On the Singular Limit in Hibler's Sea Ice Model
Robert Denk, Franz Gmeineder, Matthias Hieber
TL;DR
The paper addresses the singular limit of Hibler's sea-ice momentum balance by formulating an energy-driven, BD-based notion of solution that accommodates plasticity without stress regularization. It introduces relaxed Hibler energies and proves their lower semicontinuity, together with a bulk approximation mechanism for boundary terms, enabling a robust variational existence theory. The main result guarantees the existence of energy-driven variational solutions on a fixed time interval, derived as limits of regularized problems and attaining the initial data in $L^{2}$. The framework accommodates measure-valued stresses and extends to a broader class of $oldsymbol{C}$-elliptic operators, indicating potential applicability beyond Hibler’s model. Collectively, these contributions provide a rigorous, variationally grounded approach to singular Hibler stresses and lay groundwork for numerical schemes and non-constant-mass generalizations via a weak-variational extension.
Abstract
We establish the existence of energy-driven solutions to the momentum balance equation in Hibler's sea ice model. As a main novelty and different from previous results, we deal with the singular limit and therefore cover the true unregularized Hibler stress. To this end, we introduce an energy-based notion of solution that is able to capture plasticity effects of sea ice.
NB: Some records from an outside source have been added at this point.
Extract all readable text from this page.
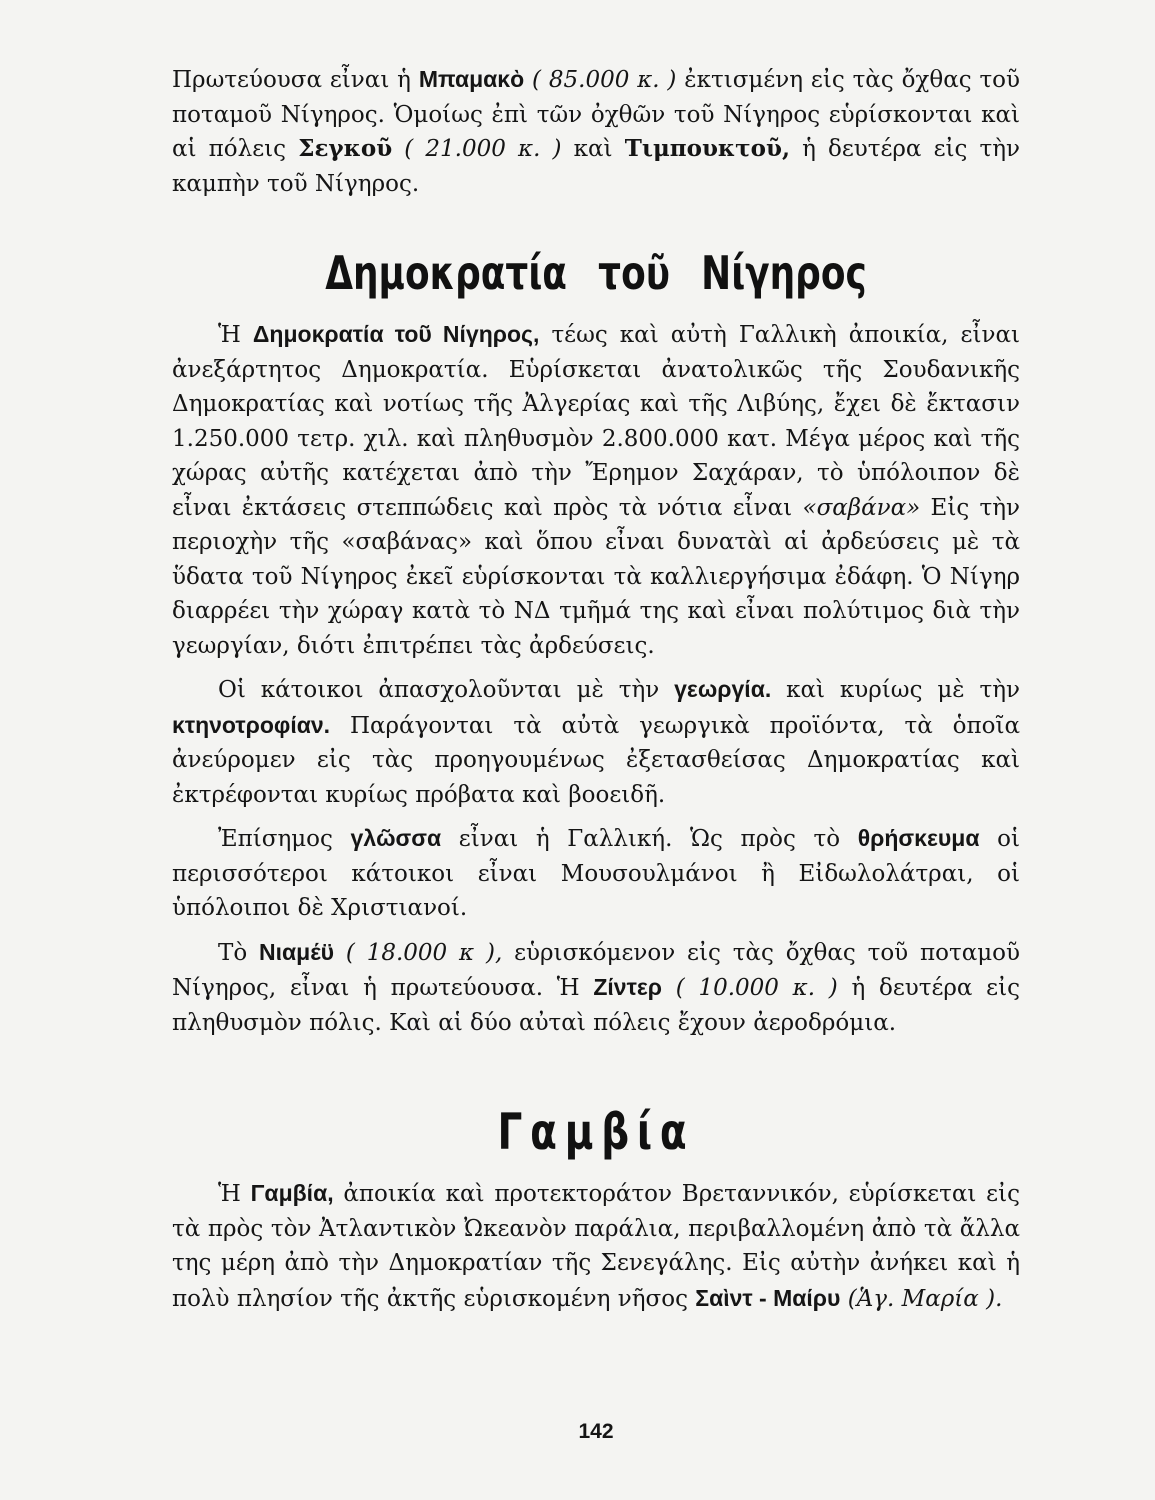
Πρωτεύουσα εἶναι ἡ Μπαμακὸ ( 85.000 κ. ) ἐκτισμένη εἰς τὰς ὄχθας τοῦ ποταμοῦ Νίγηρος. Ὁμοίως ἐπὶ τῶν ὀχθῶν τοῦ Νίγηρος εὑρίσκονται καὶ αἱ πόλεις Σεγκοῦ ( 21.000 κ. ) καὶ Τιμπουκτοῦ, ἡ δευτέρα εἰς τὴν καμπὴν τοῦ Νίγηρος.

Δημοκρατία τοῦ Νίγηρος

Ἡ Δημοκρατία τοῦ Νίγηρος, τέως καὶ αὐτὴ Γαλλικὴ ἀποικία, εἶναι ἀνεξάρτητος Δημοκρατία. Εὑρίσκεται ἀνατολικῶς τῆς Σουδανικῆς Δημοκρατίας καὶ νοτίως τῆς Ἀλγερίας καὶ τῆς Λιβύης, ἔχει δὲ ἔκτασιν 1.250.000 τετρ. χιλ. καὶ πληθυσμὸν 2.800.000 κατ. Μέγα μέρος καὶ τῆς χώρας αὐτῆς κατέχεται ἀπὸ τὴν Ἔρημον Σαχάραν, τὸ ὑπόλοιπον δὲ εἶναι ἐκτάσεις στεππώδεις καὶ πρὸς τὰ νότια εἶναι «σαβάνα» Εἰς τὴν περιοχὴν τῆς «σαβάνας» καὶ ὅπου εἶναι δυνατὰὶ αἱ ἀρδεύσεις μὲ τὰ ὕδατα τοῦ Νίγηρος ἐκεῖ εὑρίσκονται τὰ καλλιεργήσιμα ἐδάφη. Ὁ Νίγηρ διαρρέει τὴν χώραγ κατὰ τὸ ΝΔ τμῆμά της καὶ εἶναι πολύτιμος διὰ τὴν γεωργίαν, διότι ἐπιτρέπει τὰς ἀρδεύσεις.

Οἱ κάτοικοι ἀπασχολοῦνται μὲ τὴν γεωργία. καὶ κυρίως μὲ τὴν κτηνοτροφίαν. Παράγονται τὰ αὐτὰ γεωργικὰ προϊόντα, τὰ ὁποῖα ἀνεύρομεν εἰς τὰς προηγουμένως ἐξετασθείσας Δημοκρατίας καὶ ἐκτρέφονται κυρίως πρόβατα καὶ βοοειδῆ.

Ἐπίσημος γλῶσσα εἶναι ἡ Γαλλική. Ὡς πρὸς τὸ θρήσκευμα οἱ περισσότεροι κάτοικοι εἶναι Μουσουλμάνοι ἢ Εἰδωλολάτραι, οἱ ὑπόλοιποι δὲ Χριστιανοί.

Τὸ Νιαμέϋ ( 18.000 κ ), εὑρισκόμενον εἰς τὰς ὄχθας τοῦ ποταμοῦ Νίγηρος, εἶναι ἡ πρωτεύουσα. Ἡ Ζίντερ ( 10.000 κ. ) ἡ δευτέρα εἰς πληθυσμὸν πόλις. Καὶ αἱ δύο αὐταὶ πόλεις ἔχουν ἀεροδρόμια.

Γαμβία

Ἡ Γαμβία, ἀποικία καὶ προτεκτοράτον Βρεταννικόν, εὑρίσκεται εἰς τὰ πρὸς τὸν Ἀτλαντικὸν Ὠκεανὸν παράλια, περιβαλλομένη ἀπὸ τὰ ἄλλα της μέρη ἀπὸ τὴν Δημοκρατίαν τῆς Σενεγάλης. Εἰς αὐτὴν ἀνήκει καὶ ἡ πολὺ πλησίον τῆς ἀκτῆς εὑρισκομένη νῆσος Σαὶντ - Μαίρυ (Ἁγ. Μαρία ).

142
This requires certain relaxations of the Hibler energies and, by the different function space set-up, comes with novel challenges. In particular, we establish a bulk approximation result of the boundary terms in the evolutionary relaxed Hibler energies. This is achieved by developing a novel reduction scheme for nonlinear trace expressions which should be of independent interest. Finally, based on our main results, we classify our findings within a broader concept of solutions that is applicable to the non-constant mass case too.